One of the most difficult and time-consuming tasks facing teachers is the assessment of extended pieces of writing. This article will outline some of the challenges and trade-offs involved with the assessment of writing at the moment, and then consider whether comparative judgement offers an improvement on these traditional methods.

In order to see why assessing writing is so tricky, we first need to consider two fundamental assessment concepts: validity and reliability. Take validity first. Whenever we look at a student’s test results, we need to know if it is valid for us to make certain inferences about those results. For example, a teacher might want to make inferences about a student’s particular strengths and weaknesses, about whether they need extra help in writing, or about their overall performance in comparison to their peers. There are inferences that employers and universities might like to make too: can they use the results of a writing assessment to support an inference about whether that student is capable of starting a three-year degree course that will involve writing lots of essays, or of doing a job which requires writing lots of emails and reports under significant time pressure?

Some of the inferences we want to make concern a student’s performance in the future – sometimes the distant future. This is particularly the case with the inferences being made from national tests, where, as we have seen, employers and universities want to know how students will cope with the tasks they will face in the workplace or library. Given this, one might argue that the most valid assessment tasks are those that most closely resemble the tasks students will need to undertake in the real world. If we follow this argument, writing tasks in assessments should have a plausible real-world purpose and audience. We might even argue that students should produce such work in less formal and more collaborative conditions. After all, in the real world, nobody bans you from using a dictionary or an online spell-checker, or asking a colleague for help.

Assessment reliability

However, before we advance too far down this path, we have to consider the other important assessment concept: that of reliability. Reliability refers to the consistency of measurement. Perhaps the simplest analogy is with a set of kitchen scales. If you have a one-kilogram bag of flour and you measure it several times on the same set of scales, then a reliable set of scales should return approximately the same reading each time. Similarly, a reliable assessment should result in a student getting a similar grade if they were to resit a different version of the same assessment, or if their assessment were marked by a different examiner. Reliability can sound like a pedantic requirement, but it is in fact a prerequisite of validity. If an assessment is very unreliable, we cannot be sure what it is telling us, making any attempt to create a valid inference extremely difficult.

For example, imagine getting the results of an assessment that shows a student has improved by three grades since their last assessment. Typically, we would infer from that result that they had made big improvements. But what if we learnt that the assessment they had taken was only accurate to plus or minus three grades? That inference would no longer be valid. No assessment – or indeed, set of scales – is perfectly reliable, and all measurements have error, but we need to be able to measure the error in order to see how accurate the assessment is, and to help us make valid inferences.

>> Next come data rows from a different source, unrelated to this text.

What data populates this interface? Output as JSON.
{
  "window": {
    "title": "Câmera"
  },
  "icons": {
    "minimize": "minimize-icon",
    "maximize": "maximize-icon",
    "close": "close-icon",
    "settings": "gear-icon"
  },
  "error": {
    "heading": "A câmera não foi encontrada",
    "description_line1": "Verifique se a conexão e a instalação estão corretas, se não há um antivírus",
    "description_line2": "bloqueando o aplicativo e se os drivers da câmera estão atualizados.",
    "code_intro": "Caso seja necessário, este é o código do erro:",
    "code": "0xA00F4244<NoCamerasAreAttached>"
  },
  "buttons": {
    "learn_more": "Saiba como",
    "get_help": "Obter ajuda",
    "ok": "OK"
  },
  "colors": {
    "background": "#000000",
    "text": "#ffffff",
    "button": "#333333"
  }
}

Many of the changes discussed earlier that seemed to make an assessment more valid can actually increase unreliability. Assessments that require students to write long and extended answers may seem more valid than short-answer questions, in that they mimic the tasks students are expected to do in the real world. But long and extended written tasks are hard to mark reliably (Tisi, 2013). Markers often disagree about the grade they should be awarded, and ensuring marking consistency is a costly and time-consuming process. Disagreement between markers is not the only source of unreliability introduced by extended written answers. Because extended written answers take time to write, only a few can be included in an exam. And the fewer questions there are on an exam paper, the more likely it is that a pupil will be ‘lucky’ or ‘unlucky’ with the selection of questions.

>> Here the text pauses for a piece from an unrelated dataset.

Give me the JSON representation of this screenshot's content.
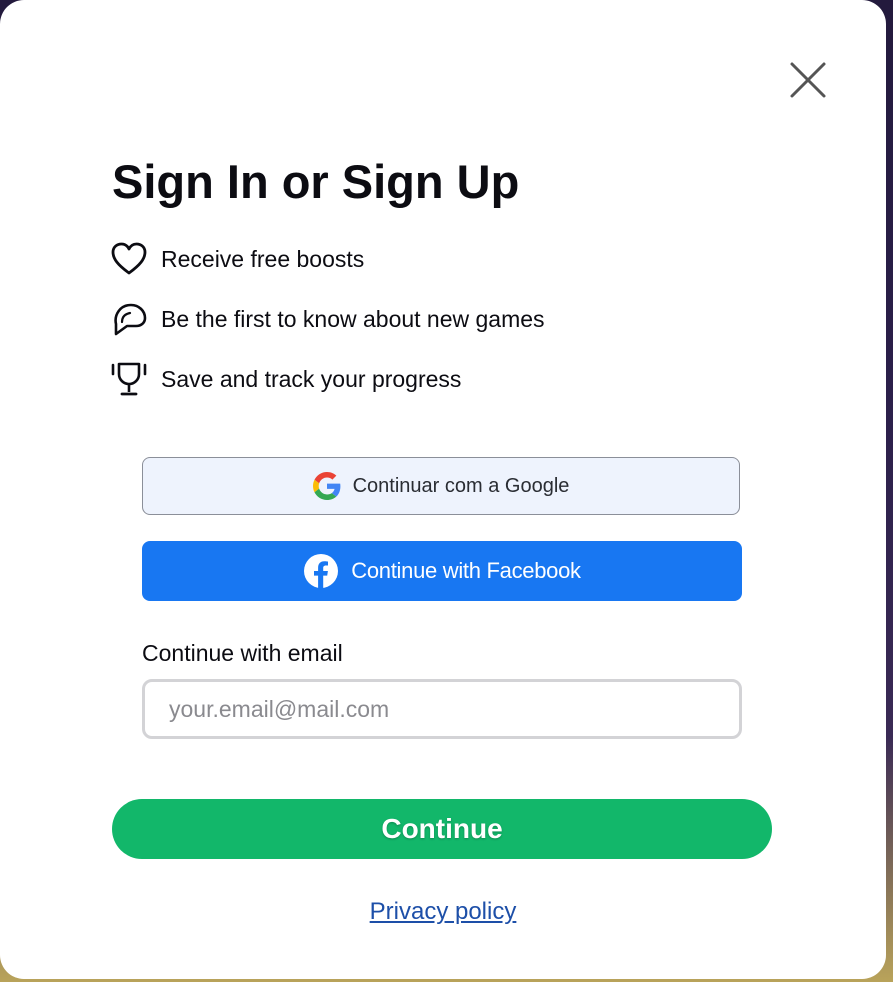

Similarly, allowing students to seek help from outside sources introduces an element of unreliability, in that it is hard to be sure that all students have had exactly the same amount of help from people with similar qualifications. In the US, evaluations of such authentic ‘portfolio assessments’ have revealed significant problems: one major study concluded that such assessments were so unreliable that they ‘preclude most of the intended uses of the scores’ and ‘fail to discern real differences in quality’ (Koretz, 1998).

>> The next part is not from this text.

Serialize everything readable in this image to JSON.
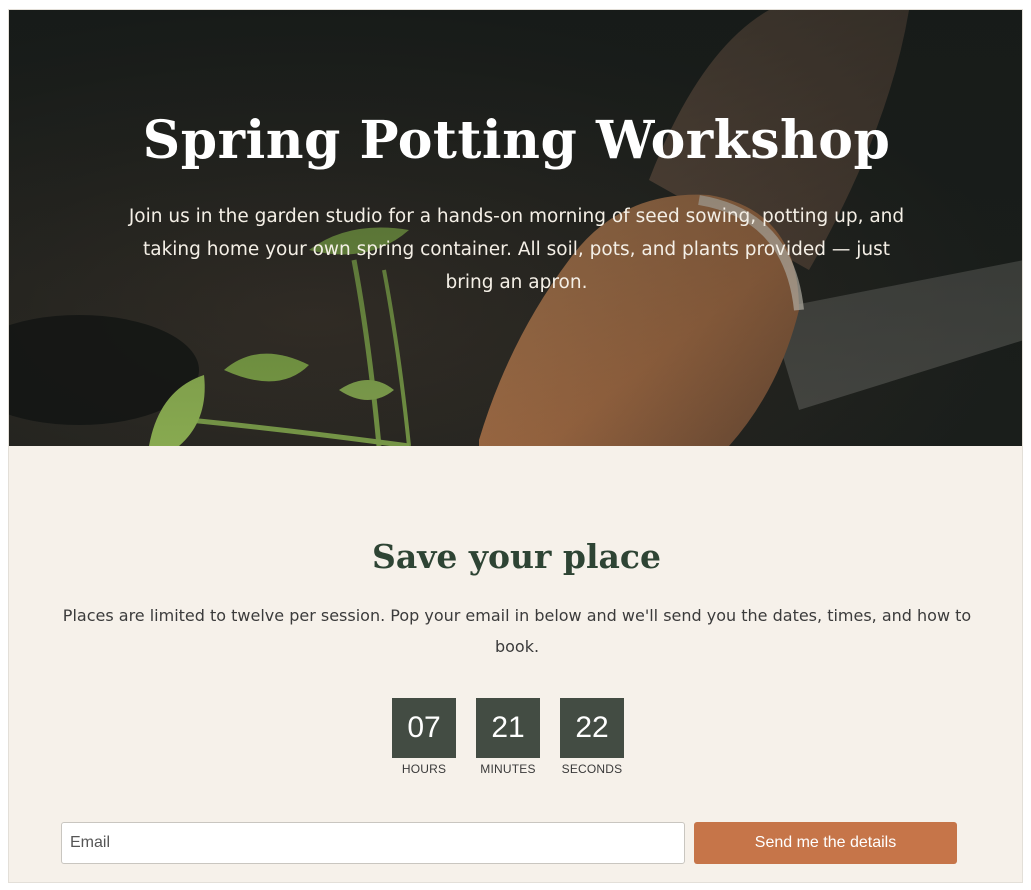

One possible response to this problem is to use more short-answer and constructed response questions in the assessment of writing. Scores from such tasks are more reliable than those from extended writing tasks, and such tasks are quicker and cheaper to mark as well. The standard objection to such questions is that while they are extremely reliable, they do not allow us to make valid inferences about things that we are actually interested in. Reliability is a necessary condition for validity, but it is not a sufficient one. We could ask students to throw basketballs at a hoop and count the number of successes: we could mark that assessment reliably, but we would not be able to make any valid inferences about a student’s writing skill from it. That is, of course, a caricature. In practice, well-designed short-answer questions are more sophisticated than is commonly assumed. They often correlate well with measures of broader writing skill, and it is possible to make some valid inferences about broader writing skill from them (Hirsch, 2010). However, very few people would want to see such questions entirely replace extended writing, because the risk would be that if extended writing were no longer assessed, it would not be taught either. In a high-stakes assessment system such as England’s, instruction would come to focus on the types of questions that would appear on the test, and it would also be likely, therefore, that the correlation between performance on short-answer questions and on extended writing tasks would start to break down.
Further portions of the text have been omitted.